Message 2622 produced a successful build binary. But the knowledge it created was not in its output — it was in what came next. The test in message 2624 would reveal that the prove time was still 102 seconds, with only the first partition pre-staging successfully. The assistant would finally articulate the root cause in message 2626:

"The fundamental problem: cudaDeviceSynchronize and cudaMemPoolTrimTo are device-global operations that interact with ALL streams, including those running under compute_mtx. You can't isolate memory management from compute on the same device."

This realization — that the two-lock design was structurally incompatible with CUDA's device-global synchronization model — is the true output of message 2622. The build succeeded, but it proved that the architecture it implemented could not work. The assistant would go on to redesign the locking strategy, removing device-wide synchronization from mem_mtx entirely and relying on the fallback path inside compute_mtx.
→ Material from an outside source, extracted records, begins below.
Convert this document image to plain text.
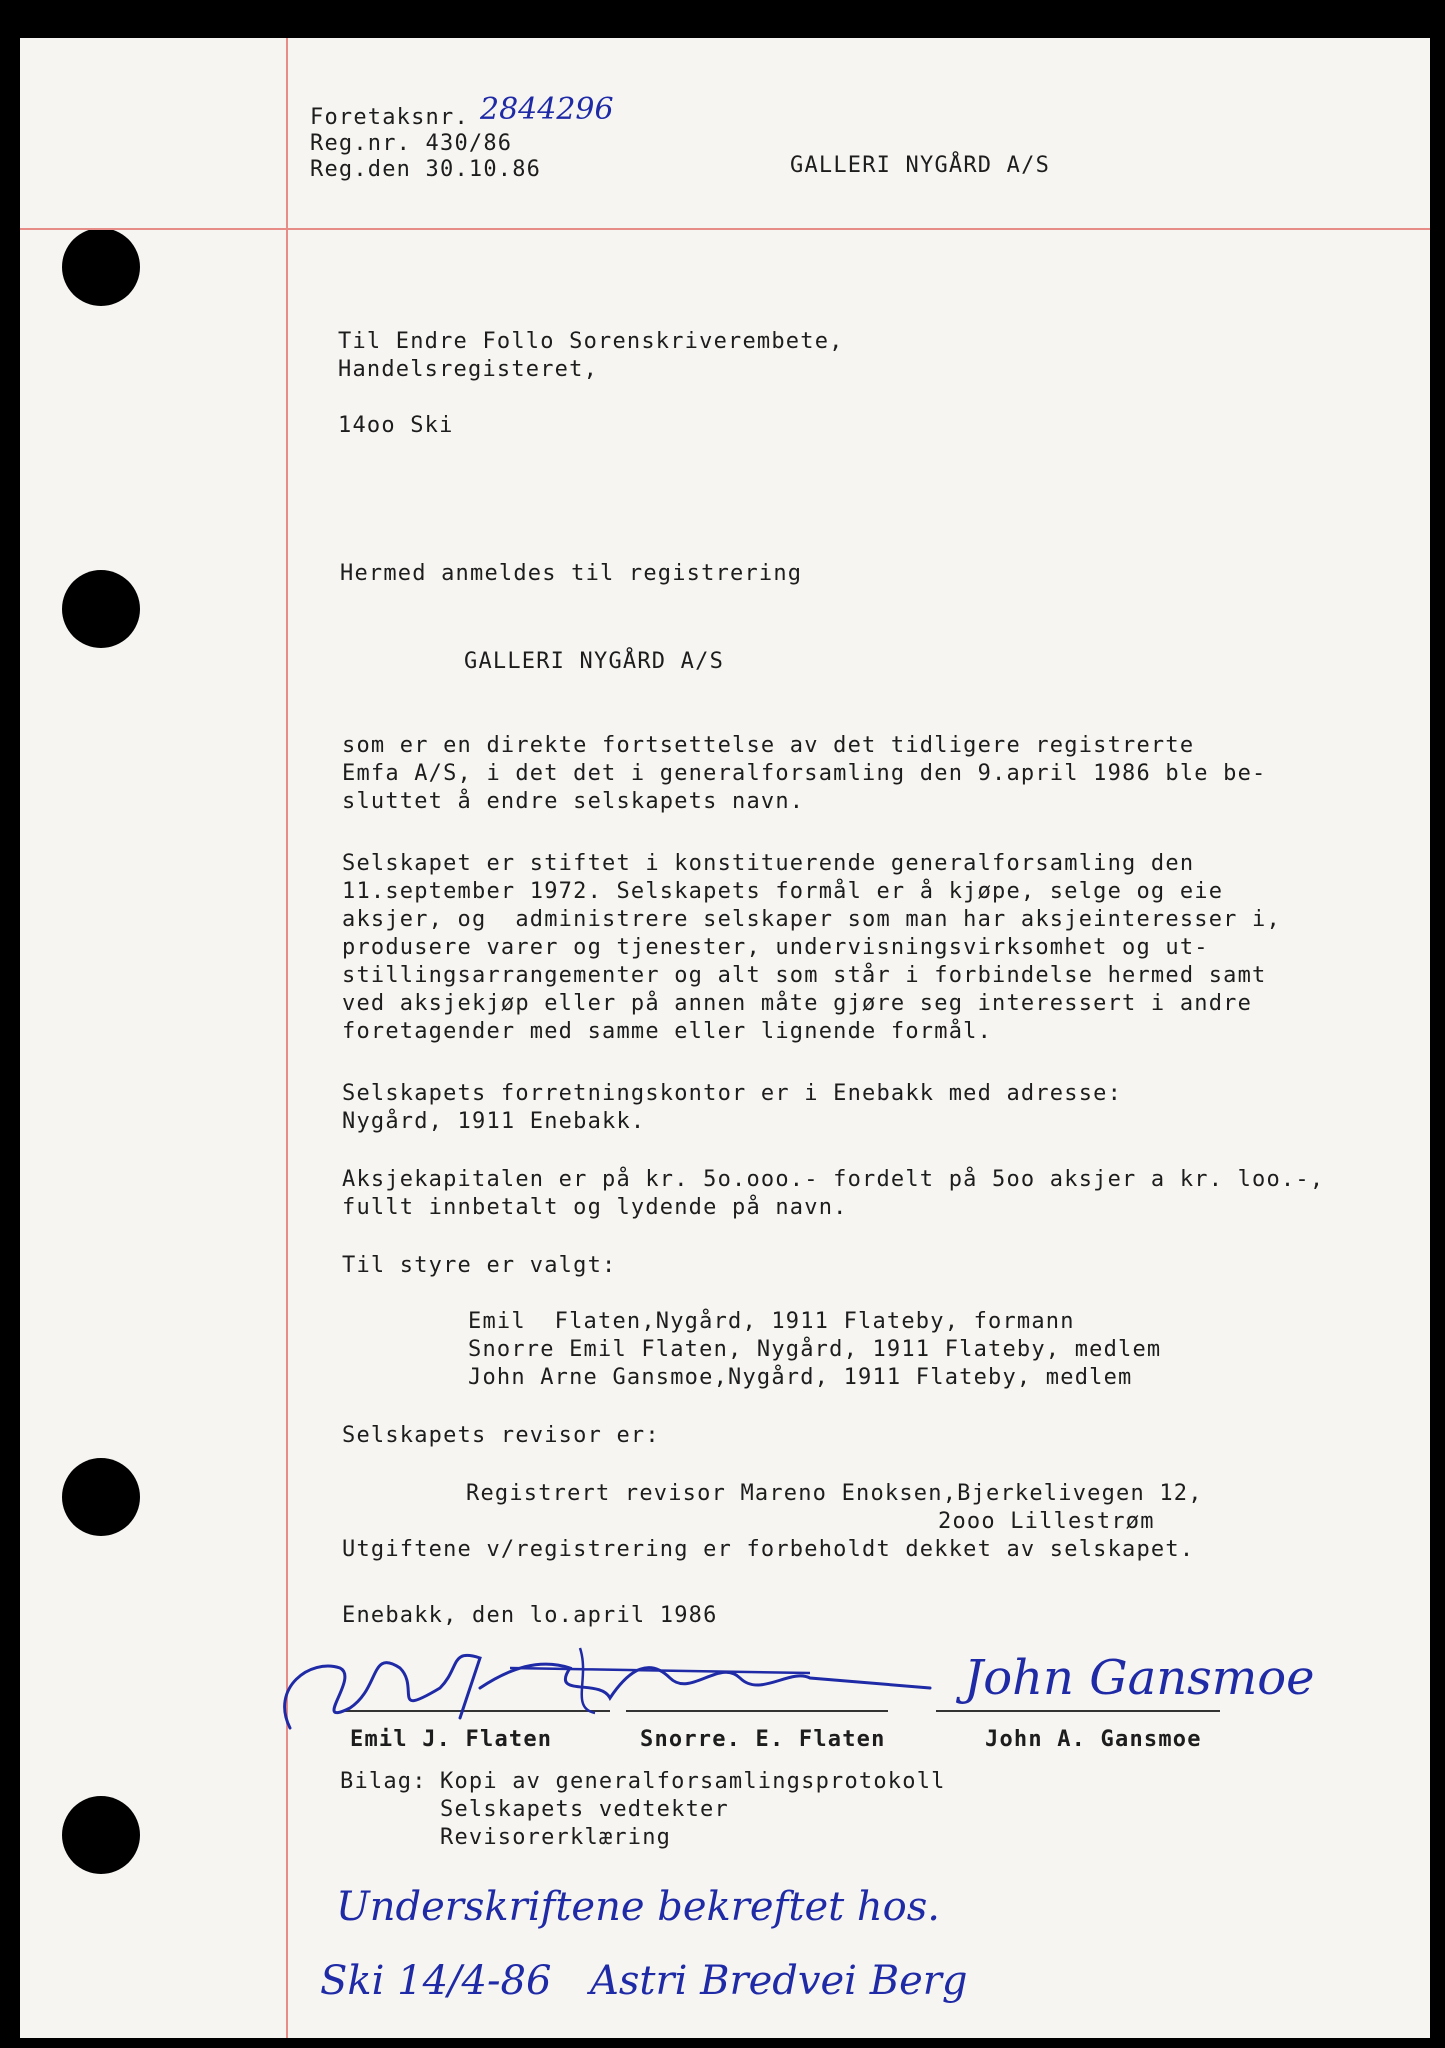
Foretaksnr. 2844296
Reg.nr. 430/86
Reg.den 30.10.86	GALLERI NYGÅRD A/S
Til Endre Follo Sorenskriverembete,
Handelsregisteret,
14oo Ski
Hermed anmeldes til registrering
GALLERI NYGÅRD A/S
som er en direkte fortsettelse av det tidligere registrerte
Emfa A/S, i det det i generalforsamling den 9.april 1986 ble be-
sluttet å endre selskapets navn.
Selskapet er stiftet i konstituerende generalforsamling den
11.september 1972. Selskapets formål er å kjøpe, selge og eie
aksjer, og  administrere selskaper som man har aksjeinteresser i,
produsere varer og tjenester, undervisningsvirksomhet og ut-
stillingsarrangementer og alt som står i forbindelse hermed samt
ved aksjekjøp eller på annen måte gjøre seg interessert i andre
foretagender med samme eller lignende formål.
Selskapets forretningskontor er i Enebakk med adresse:
Nygård, 1911 Enebakk.
Aksjekapitalen er på kr. 5o.ooo.- fordelt på 5oo aksjer a kr. loo.-,
fullt innbetalt og lydende på navn.
Til styre er valgt:
Emil  Flaten,Nygård, 1911 Flateby, formann
Snorre Emil Flaten, Nygård, 1911 Flateby, medlem
John Arne Gansmoe,Nygård, 1911 Flateby, medlem
Selskapets revisor er:
Registrert revisor Mareno Enoksen,Bjerkelivegen 12,
2ooo Lillestrøm
Utgiftene v/registrering er forbeholdt dekket av selskapet.
Enebakk, den lo.april 1986
John Gansmoe
Emil J. Flaten	Snorre. E. Flaten	John A. Gansmoe
Bilag: Kopi av generalforsamlingsprotokoll
Selskapets vedtekter
Revisorerklæring
Underskriftene bekreftet hos.
Ski 14/4-86 Astri Bredvei Berg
The Thinking Process Visible in the Reasoning

The assistant's thinking in this segment reveals a pattern of iterative debugging that is characteristic of systems optimization work. Each failure produced a more refined hypothesis:

  1. First hypothesis (msg 2613): The OOM is caused by insufficient pool trimming. Fix: add cudaDeviceSynchronize to mem_mtx.
  2. Second hypothesis (msg 2619): The sync in mem_mtx blocks on the compute_mtx holder's kernels. Fix: move the sync to compute_mtx instead.
  3. Third hypothesis (msg 2620): The fallback path inside compute_mtx needs its own pool trim. Fix: add sync + trim at the start of compute_mtx.
  4. Final realization (msg 2626): The entire approach is flawed because device-global operations cannot be scoped. Fix: remove device-wide sync from mem_mtx entirely and rely on the fallback path. Message 2622 sits between steps 3 and 4. It is the build that enabled the test that produced the final realization. In this sense, it is not the message of discovery — it is the message of preparation for discovery. The assistant does not yet know that the design is fundamentally broken. The build succeeds, the binary is produced, and the test that follows will shatter the assumption that software lock splitting can override hardware constraints.

The Broader Significance

This episode illustrates a recurring theme in high-performance computing: the tension between software abstractions and hardware realities. The two-lock design was elegant in theory — a textbook application of lock splitting to improve concurrency. But CUDA devices are not textbook resources. They are deeply stateful, with global synchronization points that cut across thread boundaries.

The lesson is not that lock splitting is bad, but that it must account for the implicit synchronization baked into the hardware interface. Operations that appear local (like cudaMalloc or cudaMemPoolTrimTo) may have global side effects. The assistant's debugging journey — from OOM to serialization to fundamental incompatibility — is a case study in how hardware constraints can override software abstractions.

Message 2622, for all its brevity, marks the point where the assistant committed to a hypothesis that would soon be falsified. The build succeeded, but the design it embodied was already obsolete. In the history of this optimization campaign, it is the quiet before the storm — the last moment of confidence before a hard-won understanding of CUDA's true nature.